Em “A Classe Operária Vai ao Paraíso” (1971), filme do italiano Elio Petri, o fura-greve Lulu Massa, interpretado pelo mestre do gênero, Jean Maria Volonté, não adere ao movimento paredista dos colegas da fábrica,e ao manobrar sozinho uma das máquinas perde um dedo. O acidente fez de Lulu não um grevista a mais, mas um revolucionário. O título do filme remete aos anos de chumbo de parte do mundo, e, segundo a Drª Marta de Aguiar Bergamin, da UFSCar, “o fetiche dá um parâmetro para a análise dessa trajetória relacionando a luta política com as dimensões subjetivas do trabalho” (em “E quando o Paraíso É uma Névoa? ‘A Classe Operária’ e o Fetiche”: Revista Aurora, 2017). O filme não aponta para um Paraíso, mas um fetiche que a fantasia dos operários criara de forma coletiva, sem necessariamente acontecer.

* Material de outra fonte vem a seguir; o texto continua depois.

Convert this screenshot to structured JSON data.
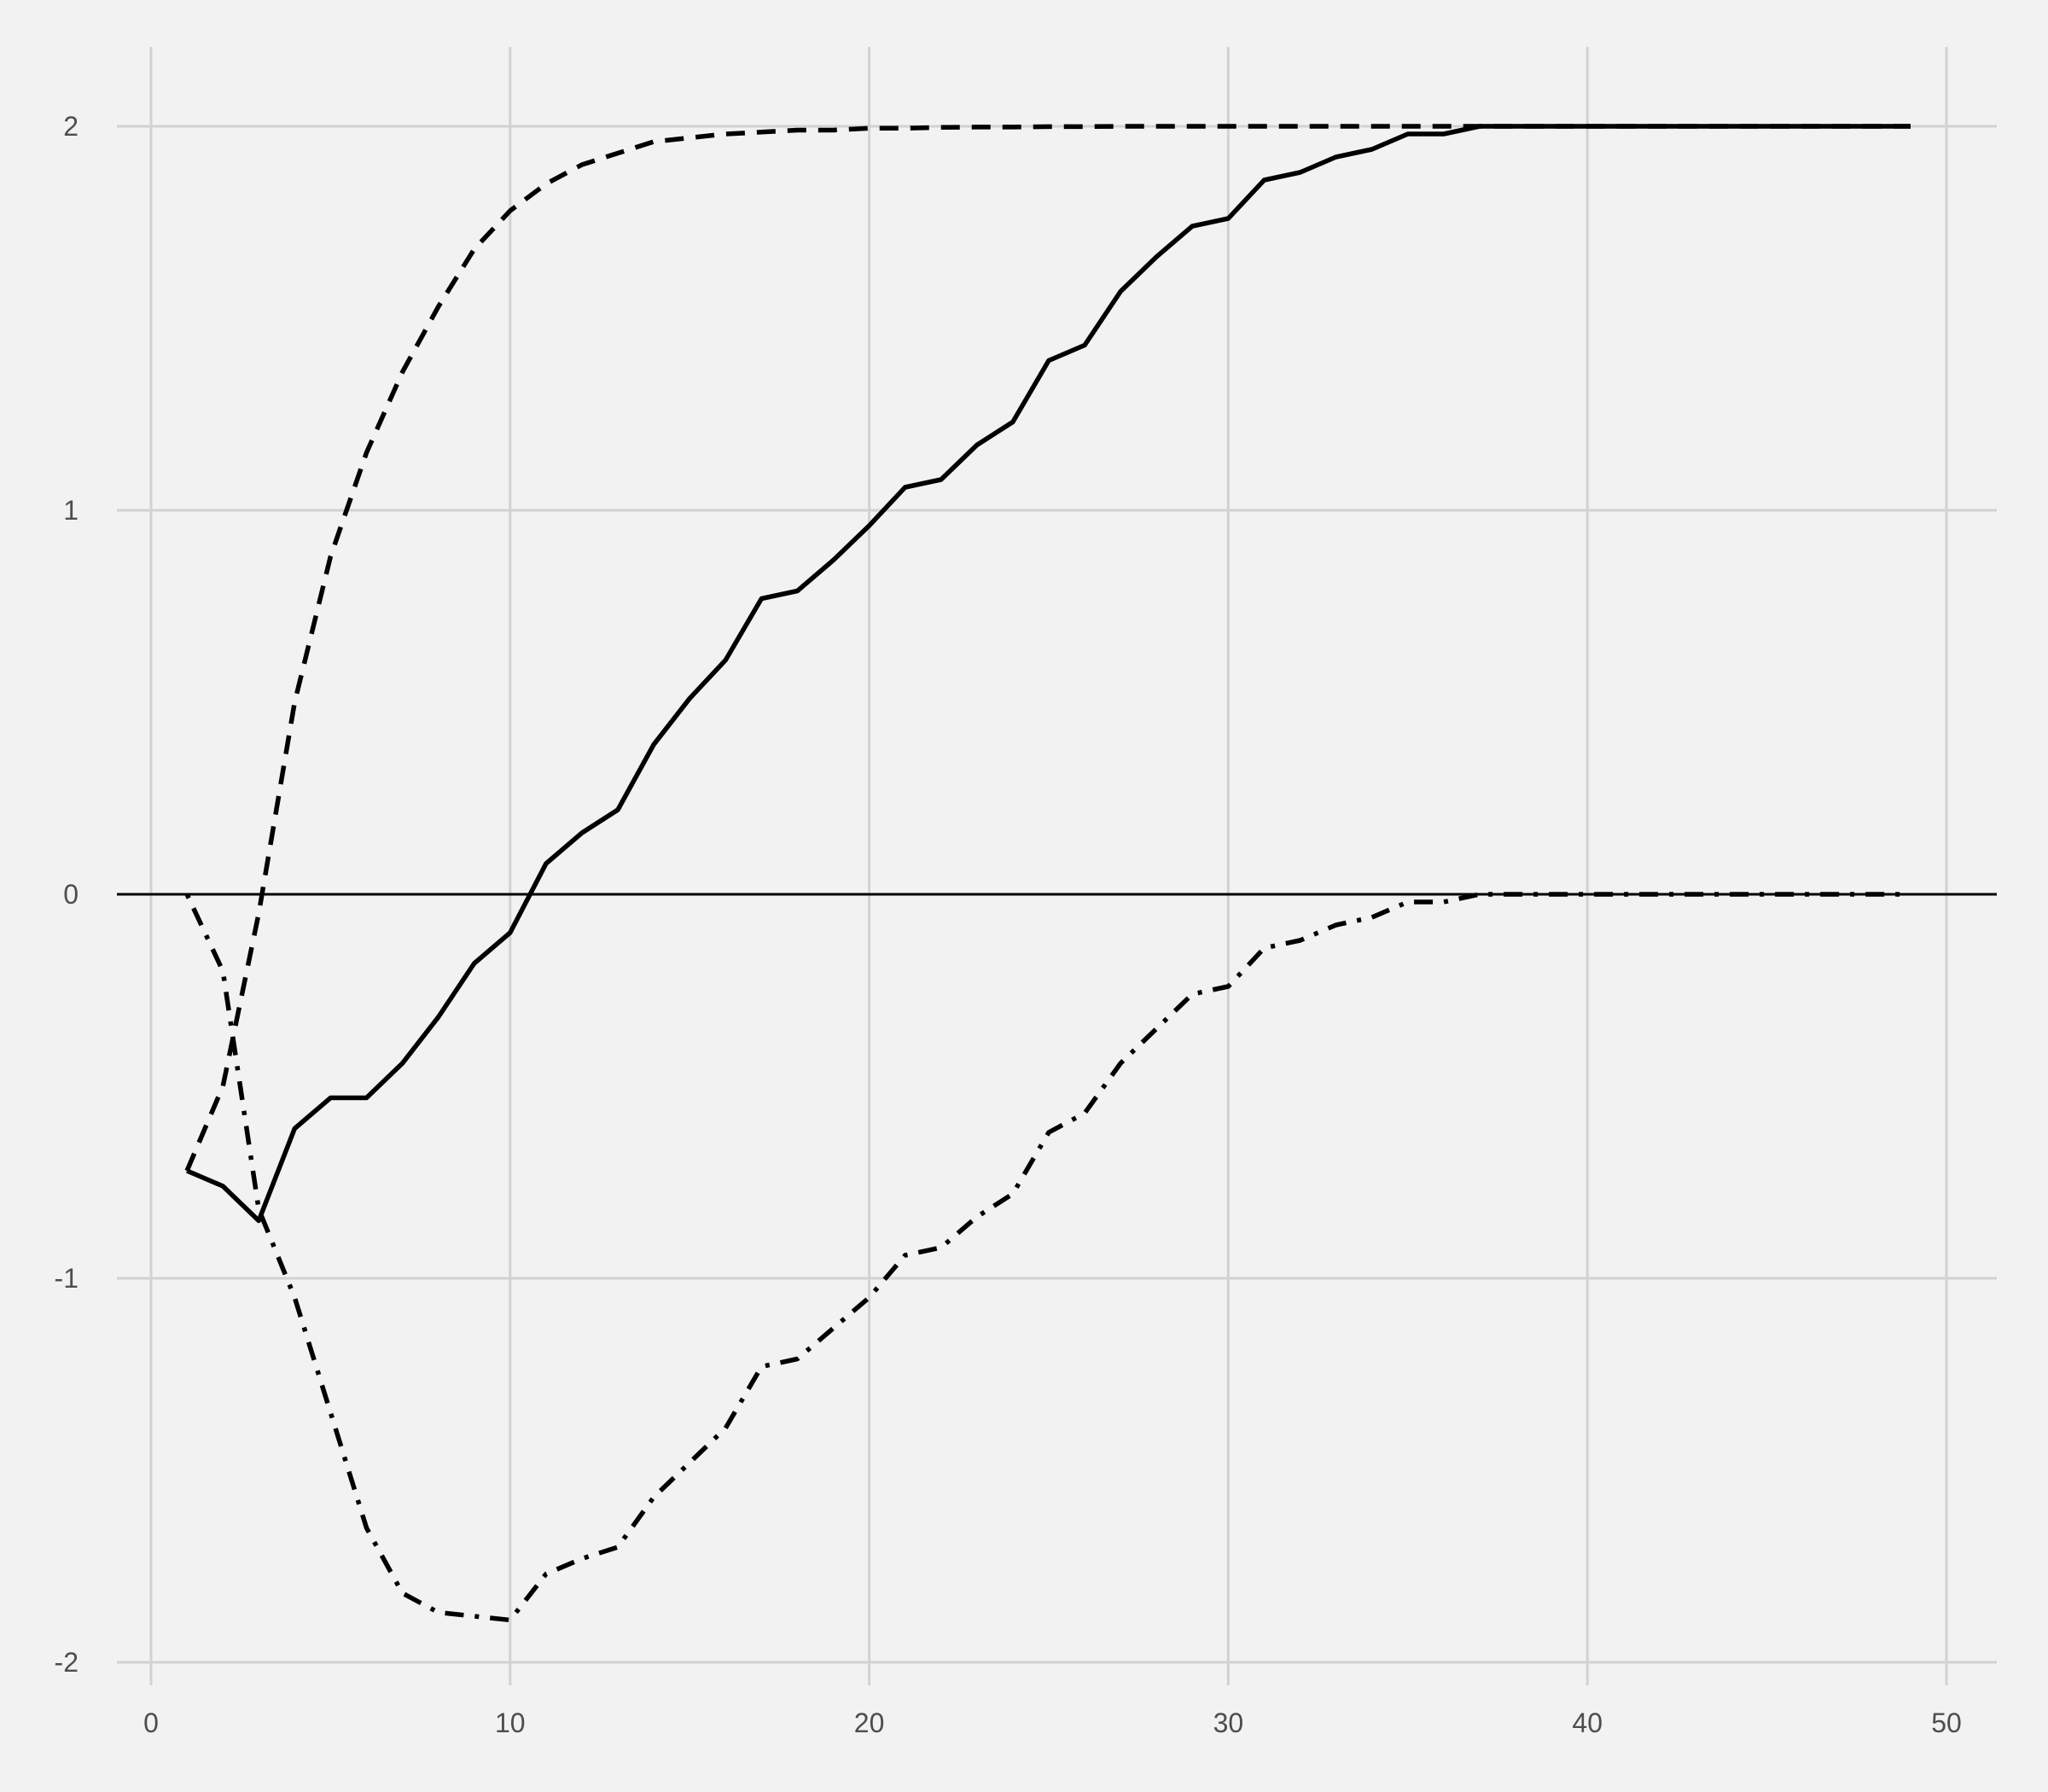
{
  "chart_data": {
    "type": "line",
    "title": "",
    "xlabel": "",
    "ylabel": "",
    "xlim": [
      0,
      50
    ],
    "ylim": [
      -2,
      2
    ],
    "x_ticks": [
      0,
      10,
      20,
      30,
      40,
      50
    ],
    "y_ticks": [
      -2,
      -1,
      0,
      1,
      2
    ],
    "x_tick_labels": [
      "0",
      "10",
      "20",
      "30",
      "40",
      "50"
    ],
    "y_tick_labels": [
      "-2",
      "-1",
      "0",
      "1",
      "2"
    ],
    "grid": true,
    "background": "#f2f2f2",
    "grid_color": "#d2d2d2",
    "line_color": "#000000",
    "reference_line": {
      "y": 0
    },
    "series": [
      {
        "style": "solid",
        "x": [
          1,
          2,
          3,
          4,
          5,
          6,
          7,
          8,
          9,
          10,
          11,
          12,
          13,
          14,
          15,
          16,
          17,
          18,
          19,
          20,
          21,
          22,
          23,
          24,
          25,
          26,
          27,
          28,
          29,
          30,
          31,
          32,
          33,
          34,
          35,
          36,
          37,
          38,
          39,
          40,
          41,
          42,
          43,
          44,
          45,
          46,
          47,
          48,
          49
        ],
        "values": [
          -0.72,
          -0.76,
          -0.85,
          -0.61,
          -0.53,
          -0.53,
          -0.44,
          -0.32,
          -0.18,
          -0.1,
          0.08,
          0.16,
          0.22,
          0.39,
          0.51,
          0.61,
          0.77,
          0.79,
          0.87,
          0.96,
          1.06,
          1.08,
          1.17,
          1.23,
          1.39,
          1.43,
          1.57,
          1.66,
          1.74,
          1.76,
          1.86,
          1.88,
          1.92,
          1.94,
          1.98,
          1.98,
          2.0,
          2.0,
          2.0,
          2.0,
          2.0,
          2.0,
          2.0,
          2.0,
          2.0,
          2.0,
          2.0,
          2.0,
          2.0
        ]
      },
      {
        "style": "dashed",
        "x": [
          1,
          2,
          3,
          4,
          5,
          6,
          7,
          8,
          9,
          10,
          11,
          12,
          13,
          14,
          15,
          16,
          17,
          18,
          19,
          20,
          21,
          22,
          23,
          24,
          25,
          26,
          27,
          28,
          29,
          30,
          31,
          32,
          33,
          34,
          35,
          36,
          37,
          38,
          39,
          40,
          41,
          42,
          43,
          44,
          45,
          46,
          47,
          48,
          49
        ],
        "values": [
          -0.72,
          -0.5,
          -0.05,
          0.5,
          0.88,
          1.15,
          1.36,
          1.53,
          1.68,
          1.78,
          1.85,
          1.9,
          1.93,
          1.96,
          1.97,
          1.98,
          1.985,
          1.99,
          1.99,
          1.995,
          1.995,
          1.997,
          1.998,
          1.998,
          1.999,
          1.999,
          2.0,
          2.0,
          2.0,
          2.0,
          2.0,
          2.0,
          2.0,
          2.0,
          2.0,
          2.0,
          2.0,
          2.0,
          2.0,
          2.0,
          2.0,
          2.0,
          2.0,
          2.0,
          2.0,
          2.0,
          2.0,
          2.0,
          2.0
        ]
      },
      {
        "style": "dot-dash",
        "x": [
          1,
          2,
          3,
          4,
          5,
          6,
          7,
          8,
          9,
          10,
          11,
          12,
          13,
          14,
          15,
          16,
          17,
          18,
          19,
          20,
          21,
          22,
          23,
          24,
          25,
          26,
          27,
          28,
          29,
          30,
          31,
          32,
          33,
          34,
          35,
          36,
          37,
          38,
          39,
          40,
          41,
          42,
          43,
          44,
          45,
          46,
          47,
          48,
          49
        ],
        "values": [
          0.0,
          -0.2,
          -0.82,
          -1.05,
          -1.35,
          -1.65,
          -1.82,
          -1.87,
          -1.88,
          -1.89,
          -1.77,
          -1.73,
          -1.7,
          -1.57,
          -1.48,
          -1.39,
          -1.23,
          -1.21,
          -1.13,
          -1.05,
          -0.94,
          -0.92,
          -0.84,
          -0.78,
          -0.62,
          -0.57,
          -0.44,
          -0.35,
          -0.26,
          -0.24,
          -0.14,
          -0.12,
          -0.08,
          -0.06,
          -0.02,
          -0.02,
          0.0,
          0.0,
          0.0,
          0.0,
          0.0,
          0.0,
          0.0,
          0.0,
          0.0,
          0.0,
          0.0,
          0.0,
          0.0
        ]
      }
    ]
  }
}
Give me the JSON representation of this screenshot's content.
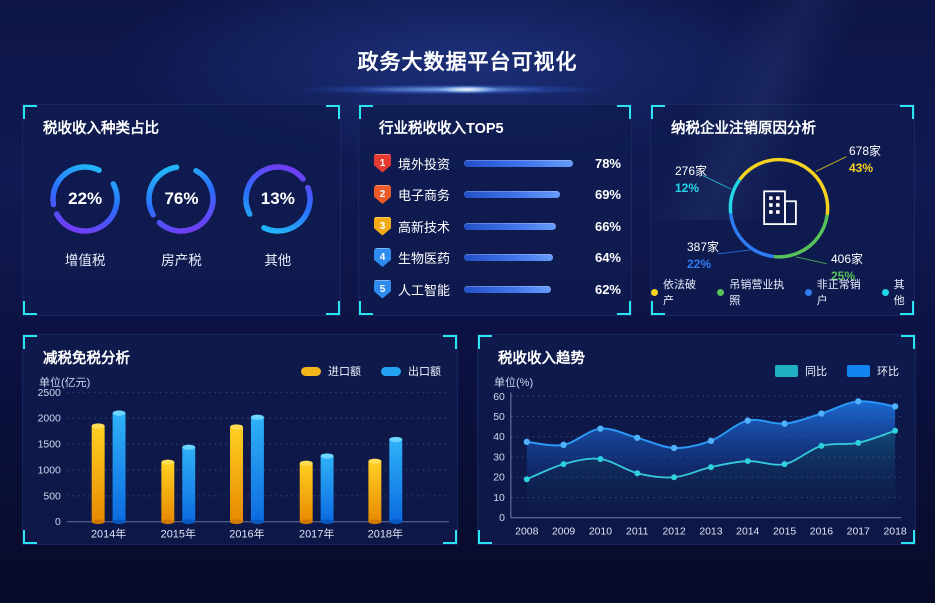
{
  "header": {
    "title": "政务大数据平台可视化"
  },
  "theme": {
    "accent_cyan": "#2ce5f2",
    "panel_bg": "#101c50",
    "page_bg": "#0b1140",
    "text": "#ffffff"
  },
  "chart_data": [
    {
      "id": "tax_type_share",
      "type": "pie",
      "title": "税收收入种类占比",
      "unit": "%",
      "items": [
        {
          "label": "增值税",
          "value": 22,
          "display": "22%"
        },
        {
          "label": "房产税",
          "value": 76,
          "display": "76%"
        },
        {
          "label": "其他",
          "value": 13,
          "display": "13%"
        }
      ],
      "ring_gradient": [
        "#8a2cf0",
        "#2b6cff",
        "#1fd0f5"
      ]
    },
    {
      "id": "industry_tax_top5",
      "type": "bar",
      "orientation": "horizontal",
      "title": "行业税收收入TOP5",
      "unit": "%",
      "rows": [
        {
          "rank": 1,
          "label": "境外投资",
          "value": 78,
          "badge_color": "#e53a30"
        },
        {
          "rank": 2,
          "label": "电子商务",
          "value": 69,
          "badge_color": "#ec5b28"
        },
        {
          "rank": 3,
          "label": "高新技术",
          "value": 66,
          "badge_color": "#f3ab17"
        },
        {
          "rank": 4,
          "label": "生物医药",
          "value": 64,
          "badge_color": "#2e8bf0"
        },
        {
          "rank": 5,
          "label": "人工智能",
          "value": 62,
          "badge_color": "#2e8bf0"
        }
      ],
      "bar_color": [
        "#2450c9",
        "#679cfa"
      ]
    },
    {
      "id": "cancellation_reasons",
      "type": "pie",
      "title": "纳税企业注销原因分析",
      "center_icon": "building-icon",
      "slices": [
        {
          "label": "依法破产",
          "count": "678家",
          "pct": "43%",
          "value": 43,
          "color": "#f5d31e"
        },
        {
          "label": "吊销营业执照",
          "count": "406家",
          "pct": "25%",
          "value": 25,
          "color": "#58c25a"
        },
        {
          "label": "非正常销户",
          "count": "387家",
          "pct": "22%",
          "value": 22,
          "color": "#2e7bf3"
        },
        {
          "label": "其他",
          "count": "276家",
          "pct": "12%",
          "value": 12,
          "color": "#23d6e8"
        }
      ],
      "legend_position": "bottom"
    },
    {
      "id": "tax_reduction",
      "type": "bar",
      "title": "减税免税分析",
      "ylabel": "单位(亿元)",
      "categories": [
        "2014年",
        "2015年",
        "2016年",
        "2017年",
        "2018年"
      ],
      "series": [
        {
          "name": "进口额",
          "color": "#f2b51c",
          "values": [
            1850,
            1150,
            1830,
            1130,
            1170
          ]
        },
        {
          "name": "出口额",
          "color": "#23a3f2",
          "values": [
            2100,
            1440,
            2020,
            1270,
            1590
          ]
        }
      ],
      "ylim": [
        0,
        2500
      ],
      "yticks": [
        0,
        500,
        1000,
        1500,
        2000,
        2500
      ],
      "grid": "dotted",
      "legend_position": "top-right"
    },
    {
      "id": "revenue_trend",
      "type": "area",
      "title": "税收收入趋势",
      "ylabel": "单位(%)",
      "x": [
        2008,
        2009,
        2010,
        2011,
        2012,
        2013,
        2014,
        2015,
        2016,
        2017,
        2018
      ],
      "series": [
        {
          "name": "同比",
          "color": "#1fb1c3",
          "values": [
            19,
            26.5,
            29,
            22,
            20,
            25,
            28,
            26.5,
            35.5,
            37,
            43
          ]
        },
        {
          "name": "环比",
          "color": "#1385f0",
          "values": [
            37.5,
            36,
            44,
            39.5,
            34.5,
            38,
            48,
            46.5,
            51.5,
            57.5,
            55
          ]
        }
      ],
      "ylim": [
        0,
        60
      ],
      "yticks": [
        0,
        10,
        20,
        30,
        40,
        50,
        60
      ],
      "grid": "dotted",
      "legend_position": "top-right"
    }
  ]
}
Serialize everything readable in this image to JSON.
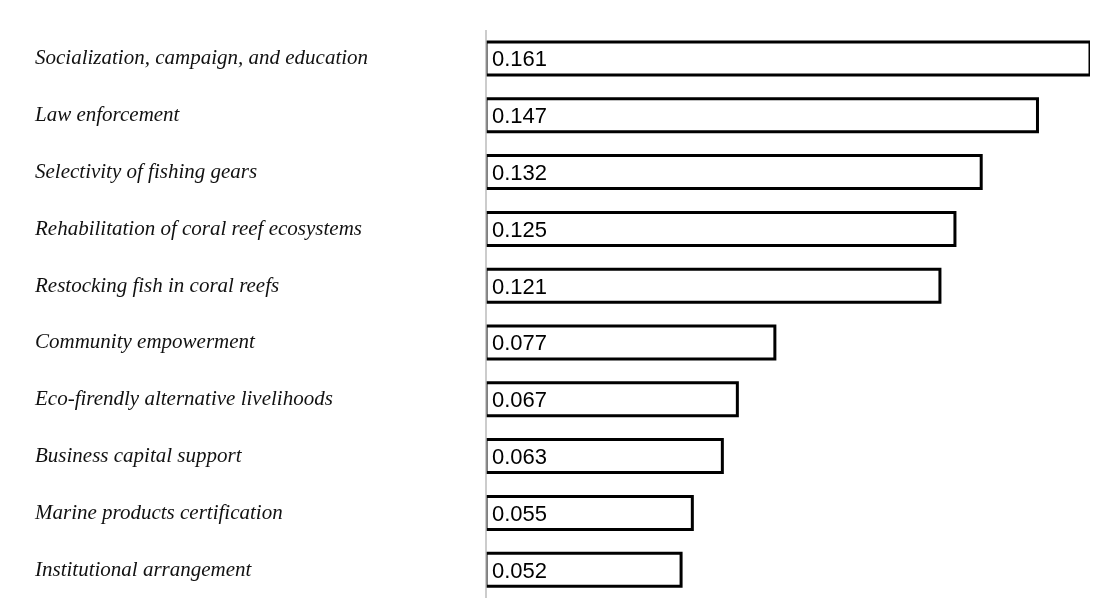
{
  "chart_data": {
    "type": "bar",
    "orientation": "horizontal",
    "categories": [
      "Socialization, campaign, and education",
      "Law enforcement",
      "Selectivity of fishing gears",
      "Rehabilitation of coral reef ecosystems",
      "Restocking fish in coral reefs",
      "Community empowerment",
      "Eco-firendly alternative livelihoods",
      "Business capital support",
      "Marine products certification",
      "Institutional arrangement"
    ],
    "values": [
      0.161,
      0.147,
      0.132,
      0.125,
      0.121,
      0.077,
      0.067,
      0.063,
      0.055,
      0.052
    ],
    "color": "#ffffff",
    "data_labels": true,
    "grid": false,
    "legend": false
  }
}
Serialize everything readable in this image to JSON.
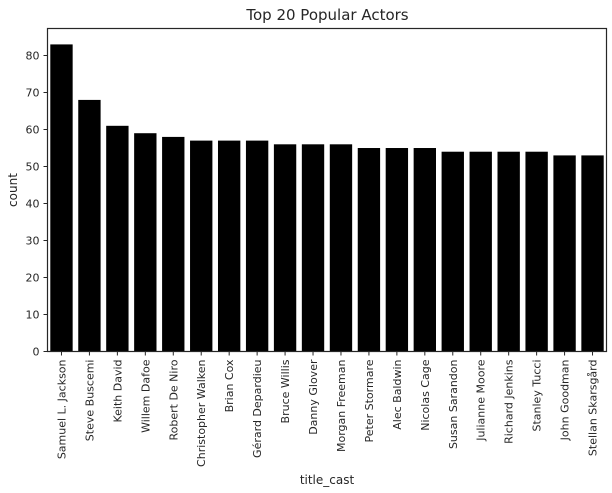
{
  "chart_data": {
    "type": "bar",
    "title": "Top 20 Popular Actors",
    "xlabel": "title_cast",
    "ylabel": "count",
    "ylim": [
      0,
      87.3
    ],
    "yticks": [
      0,
      10,
      20,
      30,
      40,
      50,
      60,
      70,
      80
    ],
    "grid": false,
    "bar_color": "#000000",
    "categories": [
      "Samuel L. Jackson",
      "Steve Buscemi",
      "Keith David",
      "Willem Dafoe",
      "Robert De Niro",
      "Christopher Walken",
      "Brian Cox",
      "Gérard Depardieu",
      "Bruce Willis",
      "Danny Glover",
      "Morgan Freeman",
      "Peter Stormare",
      "Alec Baldwin",
      "Nicolas Cage",
      "Susan Sarandon",
      "Julianne Moore",
      "Richard Jenkins",
      "Stanley Tucci",
      "John Goodman",
      "Stellan Skarsgård"
    ],
    "values": [
      83,
      68,
      61,
      59,
      58,
      57,
      57,
      57,
      56,
      56,
      56,
      55,
      55,
      55,
      54,
      54,
      54,
      54,
      53,
      53
    ]
  }
}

Aqui, por volta dessa época (fim dos anos 1960 e início dos 70), existiu o fetiche, sombra da luta armada à Sierra Maestra cubana, que com Fidel, Guevara, Camilo Cienfuegos e apenas mais nove incendiaram o mundo pós-1959. Criaram o sonho de uma sociedade igualitária, cujo combate no Brasil foi desculpa para inúmeras torturas,mortes e desaparecimentos.Em Cuba, 12 desceram a cordilheira para arrebatar um país inteiro cuja população era menor do que a da cidade de São Paulo- no Brasil,gigante pela própria natureza, não vingou. Com um regime de exceção instalado, criou-se uma desculpa esfarrapada para fechar Congresso, controlar a imprensa, prender por “crime de opinião” e censurar: a “pecha infamante de comunista” do “Manifesto” dava o tom.
A distorção proposital da palavra “comunista”era tão absurda que passou-se a tratá-la com ironia: depois de sair da prisão, a chamada turma do Pasquim resolveu vulgarizá-la, tornando-a anedota.Bem ao seu estilo, escreviam “fulano? Comunista igual a nós!” “Sicrano? Também”.O momento era propício para o regime criar uma espécie de macarthismo no Brasil. Nos EUA, a sanha persecutória no fim dos anos 1940 e durante os 50 tinha à frente o senador Joseph McCarthy:taxava seus adversários de comunistas, e os que divergiam da extrema direita de espiões soviéticos. A acusação era tatuagem indelével,como os números cravados nos braços dos judeus pelos nazistas.
Hoje, o que se vê no Brasil é um sonho modesto: viver em uma democracia, sem uma inflação que corroa 1,1% o poder aquisitivo em apenas um mês, como aconteceu em setembro passado, e,quem sabe, poder comer alguma carne. Sem quedas brutais no PIB e juros absurdos, com políticas ambientais que garantam o futuro das gerações. Sobrevive uma Constituição talhada com suor em 1988, arrimo de uma sociedade que se prometia livre e soberana. Não é Paraíso ou fetiche, mas um sonho bem vivo, sim,a ser garantido a qualquer custo, com todas as suas imperfeições.